Pour les utilisateurs, Bitcoin est un réseau pair à pair (P2P) permettant de transférer de l’argent aussi facilement que d’envoyer un e-mail, sans avoir recours à une entité centrale, telle une banque.
Bitcoin est un grand livre de comptes – ou registre – partagé sur lequel on inscrit des transactions. “Partagé”, car chacun possède une copie du registre. La conséquence est que toute altération de ce registre, intentionnelle ou non, est immédiatement rejetée par le réseau. Ainsi, les utilisateurs de Bitcoin savent qu’une fois leur transaction inscrite sur le registre, personne ne pourra l’effacer ou la modifier. Ils font ainsi confiance au réseau, sans devoir faire confiance à chacun des membres de ce réseau. Cette notion de confiance est cruciale, nous y reviendrons.

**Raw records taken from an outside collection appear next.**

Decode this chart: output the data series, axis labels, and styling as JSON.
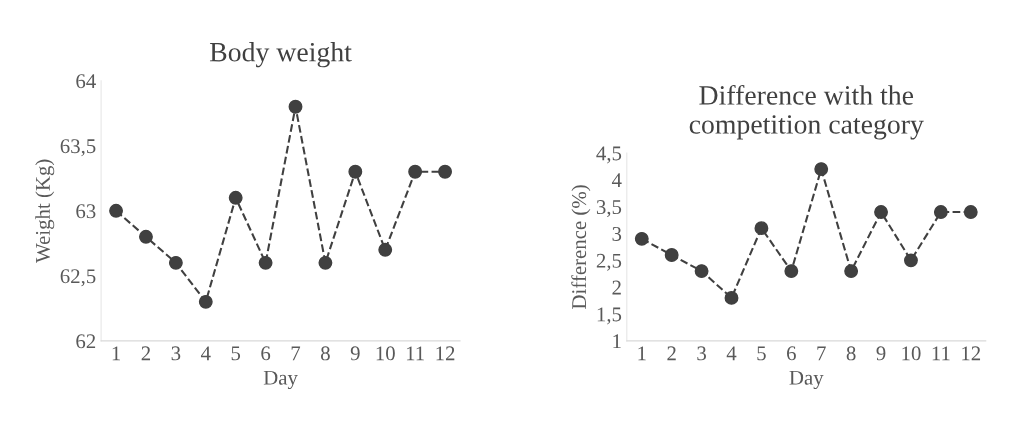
{
  "chart_data": [
    {
      "type": "line",
      "title": "Body weight",
      "xlabel": "Day",
      "ylabel": "Weight (Kg)",
      "categories": [
        "1",
        "2",
        "3",
        "4",
        "5",
        "6",
        "7",
        "8",
        "9",
        "10",
        "11",
        "12"
      ],
      "series": [
        {
          "color": "#404040",
          "values": [
            63,
            62.8,
            62.6,
            62.3,
            63.1,
            62.6,
            63.8,
            62.6,
            63.3,
            62.7,
            63.3,
            63.3
          ]
        }
      ],
      "ylim": [
        62,
        64
      ],
      "yticks": [
        {
          "value": 62,
          "label": "62"
        },
        {
          "value": 62.5,
          "label": "62,5"
        },
        {
          "value": 63,
          "label": "63"
        },
        {
          "value": 63.5,
          "label": "63,5"
        },
        {
          "value": 64,
          "label": "64"
        }
      ],
      "marker": "circle",
      "line_style": "dashed",
      "grid": false
    },
    {
      "type": "line",
      "title": "Difference with the competition category",
      "xlabel": "Day",
      "ylabel": "Difference (%)",
      "categories": [
        "1",
        "2",
        "3",
        "4",
        "5",
        "6",
        "7",
        "8",
        "9",
        "10",
        "11",
        "12"
      ],
      "series": [
        {
          "color": "#404040",
          "values": [
            2.9,
            2.6,
            2.3,
            1.8,
            3.1,
            2.3,
            4.2,
            2.3,
            3.4,
            2.5,
            3.4,
            3.4
          ]
        }
      ],
      "ylim": [
        1,
        4.5
      ],
      "yticks": [
        {
          "value": 1,
          "label": "1"
        },
        {
          "value": 1.5,
          "label": "1,5"
        },
        {
          "value": 2,
          "label": "2"
        },
        {
          "value": 2.5,
          "label": "2,5"
        },
        {
          "value": 3,
          "label": "3"
        },
        {
          "value": 3.5,
          "label": "3,5"
        },
        {
          "value": 4,
          "label": "4"
        },
        {
          "value": 4.5,
          "label": "4,5"
        }
      ],
      "marker": "circle",
      "line_style": "dashed",
      "grid": false
    }
  ]
}
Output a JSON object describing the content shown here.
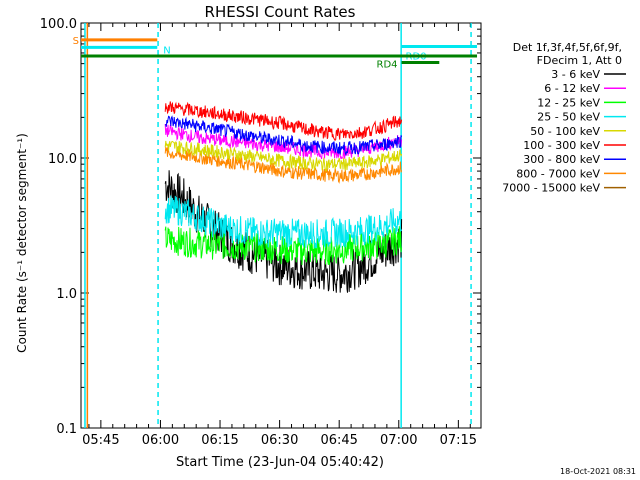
{
  "chart_data": {
    "type": "line",
    "title": "RHESSI Count Rates",
    "xlabel": "Start Time (23-Jun-04 05:40:42)",
    "ylabel": "Count Rate (s⁻¹ detector segment⁻¹)",
    "ylog": true,
    "ylim": [
      0.1,
      100
    ],
    "xlim_minutes": [
      -0.7,
      100
    ],
    "x_tick_labels": [
      "05:45",
      "06:00",
      "06:15",
      "06:30",
      "06:45",
      "07:00",
      "07:15"
    ],
    "x_tick_minutes": [
      4.3,
      19.3,
      34.3,
      49.3,
      64.3,
      79.3,
      94.3
    ],
    "y_tick_labels": [
      "0.1",
      "1.0",
      "10.0",
      "100.0"
    ],
    "y_tick_values": [
      0.1,
      1,
      10,
      100
    ],
    "legend_header": [
      "Det 1f,3f,4f,5f,6f,9f,",
      "FDecim 1, Att 0"
    ],
    "legend_position": "right",
    "timestamp": "18-Oct-2021 08:31",
    "series": [
      {
        "name": "3 - 6 keV",
        "color": "#000000",
        "x": [
          20.5,
          25,
          30,
          35,
          40,
          45,
          50,
          55,
          60,
          65,
          70,
          75,
          80
        ],
        "y": [
          6.5,
          5.0,
          3.5,
          2.6,
          2.1,
          1.8,
          1.6,
          1.5,
          1.4,
          1.4,
          1.6,
          2.0,
          2.5
        ]
      },
      {
        "name": "6 - 12 keV",
        "color": "#ff00ff",
        "x": [
          20.5,
          25,
          30,
          35,
          40,
          45,
          50,
          55,
          60,
          65,
          70,
          75,
          80
        ],
        "y": [
          16,
          15,
          14,
          13.5,
          13,
          12.5,
          12,
          11.5,
          11,
          11,
          11.5,
          12.5,
          13.5
        ]
      },
      {
        "name": "12 - 25 keV",
        "color": "#00ff00",
        "x": [
          20.5,
          25,
          30,
          35,
          40,
          45,
          50,
          55,
          60,
          65,
          70,
          75,
          80
        ],
        "y": [
          2.5,
          2.4,
          2.3,
          2.25,
          2.2,
          2.15,
          2.1,
          2.05,
          2.05,
          2.1,
          2.2,
          2.3,
          2.5
        ]
      },
      {
        "name": "25 - 50 keV",
        "color": "#00e8f0",
        "x": [
          20.5,
          25,
          30,
          35,
          40,
          45,
          50,
          55,
          60,
          65,
          70,
          75,
          80
        ],
        "y": [
          4.2,
          4.0,
          3.5,
          3.1,
          2.9,
          2.8,
          2.8,
          2.75,
          2.75,
          2.8,
          2.9,
          3.1,
          3.5
        ]
      },
      {
        "name": "50 - 100 keV",
        "color": "#d8d800",
        "x": [
          20.5,
          25,
          30,
          35,
          40,
          45,
          50,
          55,
          60,
          65,
          70,
          75,
          80
        ],
        "y": [
          12.5,
          12,
          11.5,
          11,
          10.5,
          10,
          9.5,
          9.2,
          9,
          9,
          9.2,
          9.8,
          10.5
        ]
      },
      {
        "name": "100 - 300 keV",
        "color": "#ff0000",
        "x": [
          20.5,
          25,
          30,
          35,
          40,
          45,
          50,
          55,
          60,
          65,
          70,
          75,
          80
        ],
        "y": [
          24,
          23,
          22,
          21,
          20,
          19,
          18,
          16.5,
          15.5,
          15,
          15.5,
          17,
          19
        ]
      },
      {
        "name": "300 - 800 keV",
        "color": "#0000ff",
        "x": [
          20.5,
          25,
          30,
          35,
          40,
          45,
          50,
          55,
          60,
          65,
          70,
          75,
          80
        ],
        "y": [
          19,
          18,
          17,
          16,
          15,
          14,
          13.5,
          12.5,
          12,
          11.8,
          12,
          12.5,
          13.5
        ]
      },
      {
        "name": "800 - 7000 keV",
        "color": "#ff8800",
        "x": [
          20.5,
          25,
          30,
          35,
          40,
          45,
          50,
          55,
          60,
          65,
          70,
          75,
          80
        ],
        "y": [
          11,
          10.5,
          10,
          9.5,
          9,
          8.5,
          8.0,
          7.7,
          7.5,
          7.4,
          7.5,
          8.0,
          8.5
        ]
      },
      {
        "name": "7000 - 15000 keV",
        "color": "#a06000",
        "x": [],
        "y": []
      }
    ],
    "attenuator_bars": [
      {
        "label": "S",
        "color": "#ff7f00",
        "x": [
          -0.7,
          18.5
        ],
        "y": 75
      },
      {
        "label": "N",
        "color": "#00e8f0",
        "x": [
          -0.7,
          18.5
        ],
        "y": 66
      },
      {
        "label": "RD0",
        "color": "#00e8f0",
        "x": [
          80.0,
          99.0
        ],
        "y": 67
      },
      {
        "label": "",
        "color": "#008000",
        "x": [
          -0.7,
          99.0
        ],
        "y": 57
      },
      {
        "label": "RD4",
        "color": "#008000",
        "x": [
          80.0,
          89.5
        ],
        "y": 51
      }
    ],
    "vertical_markers": [
      {
        "color": "#00e8f0",
        "style": "solid",
        "x": 0.3
      },
      {
        "color": "#ff7f00",
        "style": "solid",
        "x": 0.9
      },
      {
        "color": "#00e8f0",
        "style": "dashed",
        "x": 18.7
      },
      {
        "color": "#00e8f0",
        "style": "solid",
        "x": 79.9
      },
      {
        "color": "#00e8f0",
        "style": "dashed",
        "x": 97.5
      }
    ]
  }
}
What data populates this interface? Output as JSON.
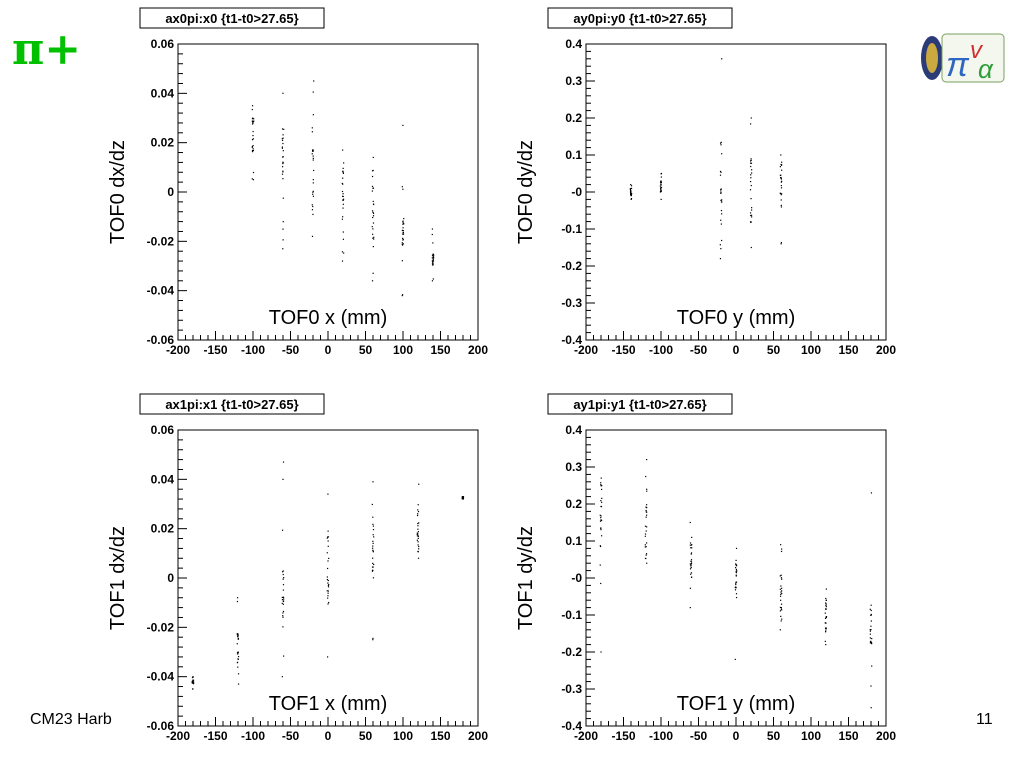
{
  "slide": {
    "title": "π+",
    "footer_left": "CM23 Harb",
    "page_number": "11",
    "colors": {
      "title": "#00c000",
      "marks": "#000000",
      "frame": "#000000"
    }
  },
  "chart_data": [
    {
      "type": "scatter",
      "title": "ax0pi:x0 {t1-t0>27.65}",
      "xlabel": "TOF0 x (mm)",
      "ylabel": "TOF0 dx/dz",
      "xlim": [
        -200,
        200
      ],
      "ylim": [
        -0.06,
        0.06
      ],
      "xticks": [
        -200,
        -150,
        -100,
        -50,
        0,
        50,
        100,
        150,
        200
      ],
      "xtick_labels": [
        "-200",
        "-150",
        "-100",
        "-50",
        "0",
        "50",
        "100",
        "150",
        "200"
      ],
      "yticks": [
        -0.06,
        -0.04,
        -0.02,
        0,
        0.02,
        0.04,
        0.06
      ],
      "ytick_labels": [
        "-0.06",
        "-0.04",
        "-0.02",
        "0",
        "0.02",
        "0.04",
        "0.06"
      ],
      "grid": false,
      "columns": [
        {
          "x": -100,
          "y_min": 0.005,
          "y_max": 0.035,
          "dense": [
            0.012,
            0.03
          ]
        },
        {
          "x": -60,
          "y_min": -0.023,
          "y_max": 0.04,
          "dense": [
            0.005,
            0.028
          ]
        },
        {
          "x": -20,
          "y_min": -0.018,
          "y_max": 0.045,
          "dense": [
            -0.01,
            0.02
          ]
        },
        {
          "x": 20,
          "y_min": -0.028,
          "y_max": 0.017,
          "dense": [
            -0.02,
            0.012
          ]
        },
        {
          "x": 60,
          "y_min": -0.036,
          "y_max": 0.014,
          "dense": [
            -0.02,
            0.01
          ]
        },
        {
          "x": 100,
          "y_min": -0.042,
          "y_max": 0.027,
          "dense": [
            -0.022,
            -0.01
          ]
        },
        {
          "x": 140,
          "y_min": -0.036,
          "y_max": -0.015,
          "dense": [
            -0.03,
            -0.025
          ]
        }
      ]
    },
    {
      "type": "scatter",
      "title": "ay0pi:y0 {t1-t0>27.65}",
      "xlabel": "TOF0 y (mm)",
      "ylabel": "TOF0 dy/dz",
      "xlim": [
        -200,
        200
      ],
      "ylim": [
        -0.4,
        0.4
      ],
      "xticks": [
        -200,
        -150,
        -100,
        -50,
        0,
        50,
        100,
        150,
        200
      ],
      "xtick_labels": [
        "-200",
        "-150",
        "-100",
        "-50",
        "0",
        "50",
        "100",
        "150",
        "200"
      ],
      "yticks": [
        -0.4,
        -0.3,
        -0.2,
        -0.1,
        0,
        0.1,
        0.2,
        0.3,
        0.4
      ],
      "ytick_labels": [
        "-0.4",
        "-0.3",
        "-0.2",
        "-0.1",
        "-0",
        "0.1",
        "0.2",
        "0.3",
        "0.4"
      ],
      "grid": false,
      "columns": [
        {
          "x": -140,
          "y_min": -0.02,
          "y_max": 0.02,
          "dense": [
            -0.01,
            0.01
          ]
        },
        {
          "x": -100,
          "y_min": -0.02,
          "y_max": 0.05,
          "dense": [
            0.0,
            0.03
          ]
        },
        {
          "x": -20,
          "y_min": -0.18,
          "y_max": 0.36,
          "dense": [
            -0.1,
            0.14
          ]
        },
        {
          "x": 20,
          "y_min": -0.15,
          "y_max": 0.2,
          "dense": [
            -0.1,
            0.1
          ]
        },
        {
          "x": 60,
          "y_min": -0.14,
          "y_max": 0.1,
          "dense": [
            -0.05,
            0.08
          ]
        }
      ]
    },
    {
      "type": "scatter",
      "title": "ax1pi:x1 {t1-t0>27.65}",
      "xlabel": "TOF1 x (mm)",
      "ylabel": "TOF1 dx/dz",
      "xlim": [
        -200,
        200
      ],
      "ylim": [
        -0.06,
        0.06
      ],
      "xticks": [
        -200,
        -150,
        -100,
        -50,
        0,
        50,
        100,
        150,
        200
      ],
      "xtick_labels": [
        "-200",
        "-150",
        "-100",
        "-50",
        "0",
        "50",
        "100",
        "150",
        "200"
      ],
      "yticks": [
        -0.06,
        -0.04,
        -0.02,
        0,
        0.02,
        0.04,
        0.06
      ],
      "ytick_labels": [
        "-0.06",
        "-0.04",
        "-0.02",
        "0",
        "0.02",
        "0.04",
        "0.06"
      ],
      "grid": false,
      "columns": [
        {
          "x": -180,
          "y_min": -0.045,
          "y_max": -0.04,
          "dense": [
            -0.043,
            -0.041
          ]
        },
        {
          "x": -120,
          "y_min": -0.043,
          "y_max": -0.008,
          "dense": [
            -0.035,
            -0.02
          ]
        },
        {
          "x": -60,
          "y_min": -0.04,
          "y_max": 0.047,
          "dense": [
            -0.02,
            0.005
          ]
        },
        {
          "x": 0,
          "y_min": -0.032,
          "y_max": 0.034,
          "dense": [
            -0.015,
            0.02
          ]
        },
        {
          "x": 60,
          "y_min": -0.025,
          "y_max": 0.039,
          "dense": [
            0.0,
            0.025
          ]
        },
        {
          "x": 120,
          "y_min": 0.008,
          "y_max": 0.038,
          "dense": [
            0.01,
            0.03
          ]
        },
        {
          "x": 180,
          "y_min": 0.032,
          "y_max": 0.033,
          "dense": [
            0.032,
            0.033
          ]
        }
      ]
    },
    {
      "type": "scatter",
      "title": "ay1pi:y1 {t1-t0>27.65}",
      "xlabel": "TOF1 y (mm)",
      "ylabel": "TOF1 dy/dz",
      "xlim": [
        -200,
        200
      ],
      "ylim": [
        -0.4,
        0.4
      ],
      "xticks": [
        -200,
        -150,
        -100,
        -50,
        0,
        50,
        100,
        150,
        200
      ],
      "xtick_labels": [
        "-200",
        "-150",
        "-100",
        "-50",
        "0",
        "50",
        "100",
        "150",
        "200"
      ],
      "yticks": [
        -0.4,
        -0.3,
        -0.2,
        -0.1,
        0,
        0.1,
        0.2,
        0.3,
        0.4
      ],
      "ytick_labels": [
        "-0.4",
        "-0.3",
        "-0.2",
        "-0.1",
        "-0",
        "0.1",
        "0.2",
        "0.3",
        "0.4"
      ],
      "grid": false,
      "columns": [
        {
          "x": -180,
          "y_min": -0.2,
          "y_max": 0.27,
          "dense": [
            0.08,
            0.26
          ]
        },
        {
          "x": -120,
          "y_min": 0.04,
          "y_max": 0.32,
          "dense": [
            0.05,
            0.2
          ]
        },
        {
          "x": -60,
          "y_min": -0.08,
          "y_max": 0.15,
          "dense": [
            0.0,
            0.1
          ]
        },
        {
          "x": 0,
          "y_min": -0.22,
          "y_max": 0.08,
          "dense": [
            -0.05,
            0.05
          ]
        },
        {
          "x": 60,
          "y_min": -0.14,
          "y_max": 0.09,
          "dense": [
            -0.12,
            0.02
          ]
        },
        {
          "x": 120,
          "y_min": -0.18,
          "y_max": -0.03,
          "dense": [
            -0.15,
            -0.05
          ]
        },
        {
          "x": 180,
          "y_min": -0.4,
          "y_max": 0.23,
          "dense": [
            -0.18,
            -0.07
          ]
        }
      ]
    }
  ]
}
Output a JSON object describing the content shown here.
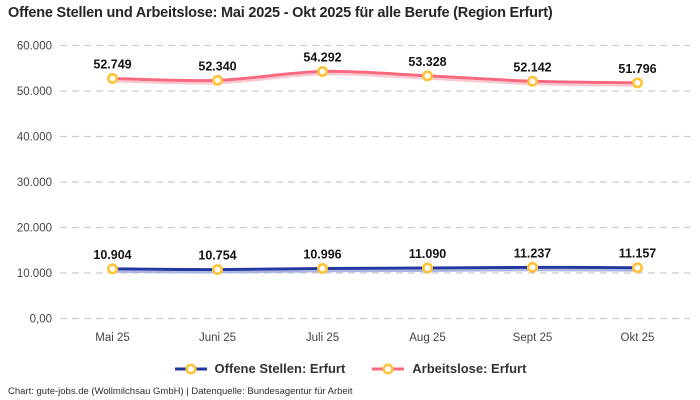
{
  "header": {
    "title": "Offene Stellen und Arbeitslose: Mai 2025 - Okt 2025 für alle Berufe (Region Erfurt)"
  },
  "chart_data": {
    "type": "line",
    "title": "Offene Stellen und Arbeitslose: Mai 2025 - Okt 2025 für alle Berufe (Region Erfurt)",
    "xlabel": "",
    "ylabel": "",
    "categories": [
      "Mai 25",
      "Juni 25",
      "Juli 25",
      "Aug 25",
      "Sept 25",
      "Okt 25"
    ],
    "series": [
      {
        "name": "Offene Stellen: Erfurt",
        "color": "#24399f",
        "shadow_color": "#aab5e3",
        "values": [
          10904,
          10754,
          10996,
          11090,
          11237,
          11157
        ],
        "value_labels": [
          "10.904",
          "10.754",
          "10.996",
          "11.090",
          "11.237",
          "11.157"
        ]
      },
      {
        "name": "Arbeitslose: Erfurt",
        "color": "#f8687f",
        "shadow_color": "#fcc6ce",
        "values": [
          52749,
          52340,
          54292,
          53328,
          52142,
          51796
        ],
        "value_labels": [
          "52.749",
          "52.340",
          "54.292",
          "53.328",
          "52.142",
          "51.796"
        ]
      }
    ],
    "y_ticks": [
      {
        "value": 0,
        "label": "0,00"
      },
      {
        "value": 10000,
        "label": "10.000"
      },
      {
        "value": 20000,
        "label": "20.000"
      },
      {
        "value": 30000,
        "label": "30.000"
      },
      {
        "value": 40000,
        "label": "40.000"
      },
      {
        "value": 50000,
        "label": "50.000"
      },
      {
        "value": 60000,
        "label": "60.000"
      }
    ],
    "ylim": [
      0,
      60000
    ],
    "grid": "horizontal-dashed",
    "gridline_color": "#cdcdcd",
    "marker": {
      "stroke": "#ffc337",
      "fill": "#ffffff"
    },
    "line_style": "smooth",
    "legend_position": "bottom"
  },
  "footer": {
    "attribution": "Chart: gute-jobs.de (Wollmilchsau GmbH) | Datenquelle: Bundesagentur für Arbeit"
  }
}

Handwritten accounting on the open pages of some old ledgers

Handwritten accounting on the open pages of some old ledgers

Disséquons maintenant l’inscription d’une transaction dans ce registre partagé et prenons un exemple simple de transaction : “Alice transfère 3 bitcoins à Bob”.

Pour effectuer cette transaction, Alice ne passe donc pas par sa banque mais s’adresse directement à l’ensemble du réseau pour indiquer à tous qu’elle souhaite inscrire cette nouvelle transaction dans le registre. Le registre étant partagé, n’importe qui peut demander l’écriture d’une transaction. Mais le protocole Bitcoin exige une sorte de signature électronique sur chacune des transactions. Cette signature a le même rôle qu’une signature manuscrite : prouver qu’une transaction a été créée par le véritable propriétaire du compte, ainsi seule Alice peut dépenser ses bitcoins. Les signatures sont différentes pour chaque transaction, il est donc inutile de copier une signature existante.
Mais s’il n’existe pas d’autorité centrale, qui va valider les transactions et les écrire dans le registre partagé ? Étonnamment, tous ceux qui veulent !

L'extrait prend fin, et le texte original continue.